Question
1. The stock WOW pays semi-annual dividends and has a beta of 1.35. The risk-free rate is 2.5% p.a. and the expected return of the
1. The stock WOW pays semi-annual dividends and has a beta of 1.35. The risk-free rate is 2.5% p.a. and the expected return of the market is 12%. WOW recently paid a dividend of $0.75. An analyst has advised that dividends will grow indefinitely at 8% p.a. (i.e. 4% per half year).
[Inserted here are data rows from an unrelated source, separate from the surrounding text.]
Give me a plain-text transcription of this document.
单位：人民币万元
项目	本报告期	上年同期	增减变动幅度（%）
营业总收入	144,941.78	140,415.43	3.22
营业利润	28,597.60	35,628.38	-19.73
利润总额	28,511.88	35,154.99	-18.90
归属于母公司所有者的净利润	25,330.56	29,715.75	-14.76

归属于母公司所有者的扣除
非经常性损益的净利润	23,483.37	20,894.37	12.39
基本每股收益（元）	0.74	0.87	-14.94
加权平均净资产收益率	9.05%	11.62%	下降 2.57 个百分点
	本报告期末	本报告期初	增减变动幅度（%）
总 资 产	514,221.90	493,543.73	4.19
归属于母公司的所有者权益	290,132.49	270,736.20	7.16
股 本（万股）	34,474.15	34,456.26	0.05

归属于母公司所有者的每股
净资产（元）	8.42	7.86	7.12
What is the intrinsic value of WOW? Hint: You will need to work on a semi-annual basis for both dividend growth and the capitalization rate. 2. The beta of Cochlear (COH.AX) is 0.73. According to the RBA website the 10-year zero coupon yield is 3.93% p.a. which we will use as the risk-free rate. (a). Assuming the market risk premium is 8% calculate the capitalisation rate for COH. (b). This is the information available on COH.AX from yahoo-finance. Cochlear Limited (COH.AX)-ASX Close: 59.16 Open: 59.00 Bid: 59.02 Ask: 59.49 1y Target Est: 56.37 P/E: 25.46 EPS: 2.32 COH pays dividends semi-annually and the last dividend paid was $0.381. An analyst has determined that the dividend growth rate is negative; and has calculated it as -20% p.a. (-10% per half year). Determine the intrinsic value of COH and compare it to the closing price.
(c). Assume the closing price is the intrinsic value. Calculate the implied growth rate.
(d). Using the earning per share (EPS) data in (b) determine the present value of growth opportunities for COH.